Reflexões sobre o bloqueio do Whatsapp

Publicado por Schumacker Andrade
há 8 anos

Reflexes sobre o bloqueio do Whatsapp

A Justiça do Rio determinou o bloqueio do WhatsApp em todo o Brasil a partir desta terça-feira (19). Segundo a decisão, o Facebook, empresa responsável pelo aplicativo, se recusou, por três vezes, a fornecer informações para complementar uma investigação que segue em sigilo em Duque de Caxias, na Baixada Fluminense.

De acordo com a decisão, a juíza Daniela Barbosa afirma que o pedido da Justiça era de que o aplicativo desviasse as mensagens para os investigadores antes de serem criptografadas, e não o acesso à mensagens antigas ou criptografadas.

O SindTeleBrasil, responsável pelas empresas de telefonia, afirmou que o bloqueio começou a ser feito no início da tarde de hoje. Em maio deste ano, uma determinação judicial decidiu pela suspensão do aplicativo por 72 horas. Na ocasião, a empresa recorreu da decisão e o app voltou a funcionar após cerca de um dia.

Segundo a magistrada, a empresa se limitou a responder em inglês que não cumpre a decisão da Justiça por impossibilidade técnica, mas ao mesmo tempo, pediu para ter acesso aos autos da investigação.

A determinação diz ainda que as empresas de telefonia do país já foram notificadas e que a suspensão do serviço deverá ser imediata. A suspensão deve permanecer enquanto o WhatsApp não fornecer as informações para a Justiça fluminense. A multa para o descumprimento da decisão é de R$ 50 mil por dia, até que a empresa cumpra a medida de interceptação das mensagens solicitadas.

- VAMOS ANALISAR!

De início quero deixar claro que a decisão ao meu ver é totalmente desproporcional e assim como eu, você provavelmente também foi pego de surpresa com o bloqueio, já é o segundo bloqueio em menos de um ano. Sem mais delongas passo a analisar a pauta sob a ótica jurídica por meio de um raciocínio lógico, sério e desapaixonado.

- O bloqueio do Whatsapp é legal?

O Marco Civil da Internet, aprovado pela Lei n. 12.965/2014, estabelece os princípios, garantias, direitos e deveres para o uso da Internet no Brasil. Esta lei é aplicável aos provedores de acesso à internet (empresas de telecomunicações) e os provedores de aplicativos de internet (como é o caso do WhatsApp, que oferece um serviço de troca de mensagens conhecido como OTT - Over the Top).
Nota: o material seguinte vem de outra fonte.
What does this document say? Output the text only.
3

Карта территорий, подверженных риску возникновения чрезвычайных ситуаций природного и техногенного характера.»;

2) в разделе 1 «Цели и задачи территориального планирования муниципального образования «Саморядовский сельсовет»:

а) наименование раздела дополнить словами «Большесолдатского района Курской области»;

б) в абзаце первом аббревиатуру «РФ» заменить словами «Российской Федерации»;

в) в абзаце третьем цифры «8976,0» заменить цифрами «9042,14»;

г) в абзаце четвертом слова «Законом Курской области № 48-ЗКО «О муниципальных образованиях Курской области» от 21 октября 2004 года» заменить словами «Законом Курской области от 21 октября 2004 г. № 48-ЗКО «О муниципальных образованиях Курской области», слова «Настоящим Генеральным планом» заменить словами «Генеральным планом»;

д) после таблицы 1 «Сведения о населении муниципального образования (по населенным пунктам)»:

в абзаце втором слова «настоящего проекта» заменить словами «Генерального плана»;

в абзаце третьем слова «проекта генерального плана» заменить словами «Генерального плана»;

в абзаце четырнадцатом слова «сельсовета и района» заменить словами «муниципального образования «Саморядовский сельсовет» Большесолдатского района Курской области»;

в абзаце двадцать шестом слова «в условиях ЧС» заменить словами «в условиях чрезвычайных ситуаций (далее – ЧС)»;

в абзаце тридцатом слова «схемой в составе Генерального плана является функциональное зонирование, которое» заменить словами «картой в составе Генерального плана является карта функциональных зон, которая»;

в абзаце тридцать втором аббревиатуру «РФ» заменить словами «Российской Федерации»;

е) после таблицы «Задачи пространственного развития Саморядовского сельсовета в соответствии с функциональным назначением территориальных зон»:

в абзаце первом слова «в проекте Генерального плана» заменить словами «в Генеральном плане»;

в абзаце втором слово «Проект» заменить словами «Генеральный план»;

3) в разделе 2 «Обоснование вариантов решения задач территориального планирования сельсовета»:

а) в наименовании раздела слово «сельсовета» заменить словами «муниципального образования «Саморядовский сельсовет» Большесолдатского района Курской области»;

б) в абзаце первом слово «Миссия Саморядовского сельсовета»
Pois bem, a Lei n. 12.965/2014 trata da proteção aos registros, aos dados pessoais e comunicações privadas. Assim, o provedor responsável pela guarda de dados pessoais e comunicações pode ser obrigado a disponibilizar os registros de conexão e de acesso a aplicações de internet para identificação do usuário ou terminal, mediante ordem judicial, conforme dispõe o art. 10, § 1º. O conteúdo das comunicações privadas somente pode ser disponibilizado mediante ordem judicial nas hipóteses legais. Ou seja, são garantidas a inviolabilidade e o sigilo do fluxo das comunicações pela internet, bem como a inviolabilidade e sigilo das comunicações privadas armazenadas, excetuada a hipótese do afastamento da inviolabilidade por ordem judicial, conforme determina o art. , incs. II e III, da referida lei n. 12.965/2014.
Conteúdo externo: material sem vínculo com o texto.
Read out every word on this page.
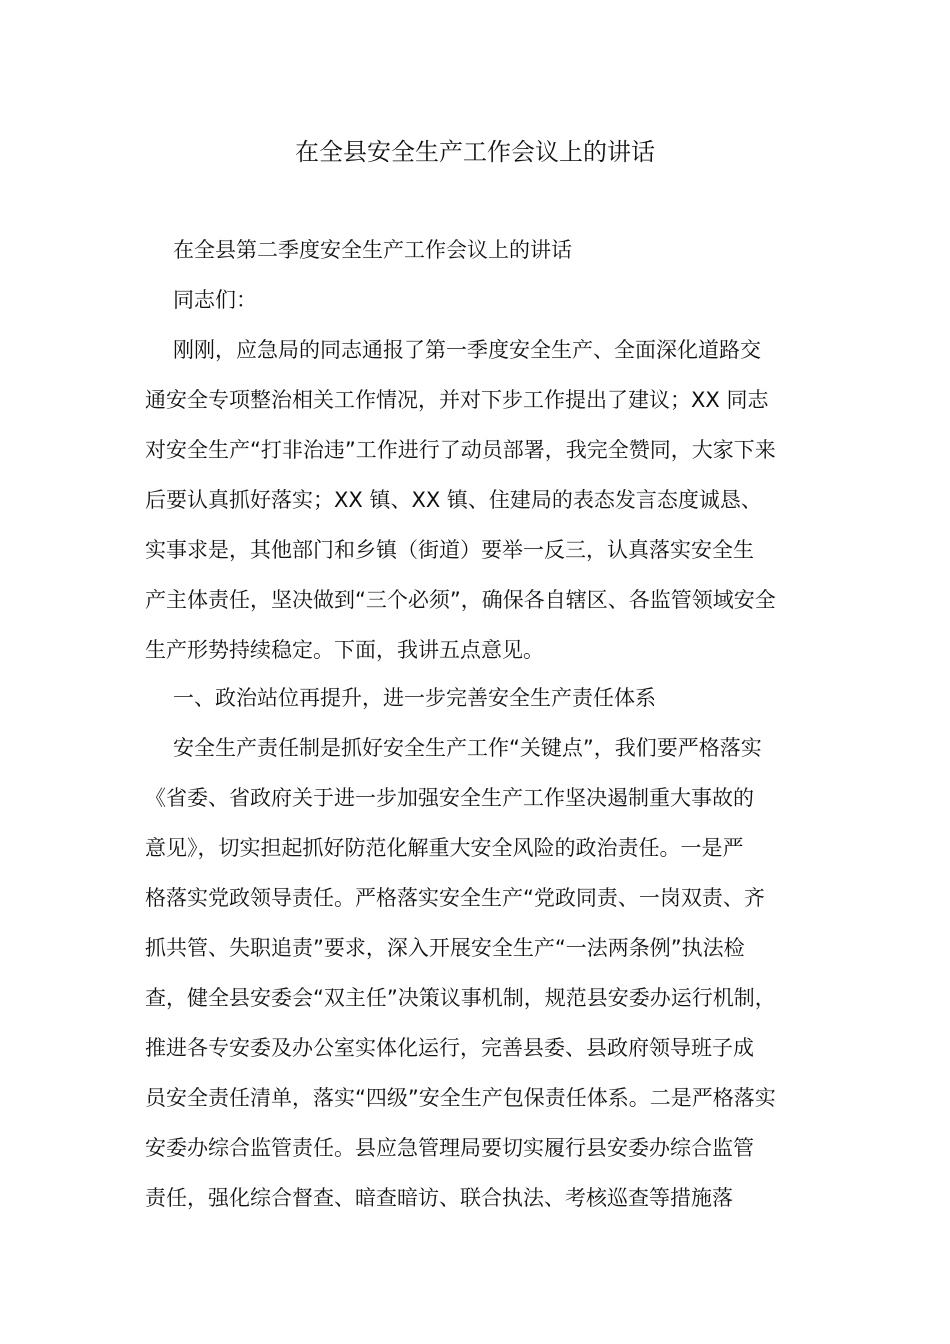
在全县安全生产工作会议上的讲话
在全县第二季度安全生产工作会议上的讲话
同志们：
刚刚，应急局的同志通报了第一季度安全生产、全面深化道路交
通安全专项整治相关工作情况，并对下步工作提出了建议；XX 同志
对安全生产“打非治违”工作进行了动员部署，我完全赞同，大家下来
后要认真抓好落实；XX 镇、XX 镇、住建局的表态发言态度诚恳、
实事求是，其他部门和乡镇（街道）要举一反三，认真落实安全生
产主体责任，坚决做到“三个必须”，确保各自辖区、各监管领域安全
生产形势持续稳定。下面，我讲五点意见。
一、政治站位再提升，进一步完善安全生产责任体系
安全生产责任制是抓好安全生产工作“关键点”，我们要严格落实
《省委、省政府关于进一步加强安全生产工作坚决遏制重大事故的
意见》，切实担起抓好防范化解重大安全风险的政治责任。一是严
格落实党政领导责任。严格落实安全生产“党政同责、一岗双责、齐
抓共管、失职追责”要求，深入开展安全生产“一法两条例”执法检
查，健全县安委会“双主任”决策议事机制，规范县安委办运行机制，
推进各专安委及办公室实体化运行，完善县委、县政府领导班子成
员安全责任清单，落实“四级”安全生产包保责任体系。二是严格落实
安委办综合监管责任。县应急管理局要切实履行县安委办综合监管
责任，强化综合督查、暗查暗访、联合执法、考核巡查等措施落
O art. 11 do Marco Civil da Internet prevê que em qualquer operação de coleta, armazenamento, guarda e tratamento de registros, de dados pessoais ou de comunicações por provedores de conexão e de aplicações de internet em que, pelo menos, um desses atos ocorra em território nacional, deverão ser obrigatoriamente respeitados a legislação brasileira e os direitos à privacidade, à proteção dos dados pessoais e ao sigilo das comunicações privadas e do registros. Esta regra legal aplica-se aos dados coletados em território nacional e ao conteúdo das comunicações, desde que pelo menos um dos terminais esteja localizado no Brasil.

Também, a regra aplica-se as atividades realizadas por pessoa jurídica sediada no exterior, desde que oferte serviço ao público brasileiro ou pelo menos um integrante do mesmo grupo econômico possua estabelecimento no Brasil.

O Marco Civil da Internet, no art. 12, ao tratar da proteção aos registros, aos dados pessoais e às comunicações privadas, estabelece que, sem prejuízo das demais sanções cíveis, criminais ou administrativas, as infrações às normas previstas nos arts. 10 e 11 ficam sujeitas, conforme o caso, às seguintes sanções aplicadas de forma isolada ou cumulativa: advertência, com indicação de prazo para adoção de medidas corretivas, multa de até 10% (dez por cento) do faturamento do grupo econômico no Brasil no seu último exercício, suspensão temporária das atividades que envolvam os atos previstos no art. 11 ou proibição de exercício das atividades que envolvam os atos previstos no art. 11. Além disto, caso se trate de empresa estrangeira, responde solidariamente pelo pagamento de multa a sua filial, sucursal, escritório ou estabelecimento situado no País.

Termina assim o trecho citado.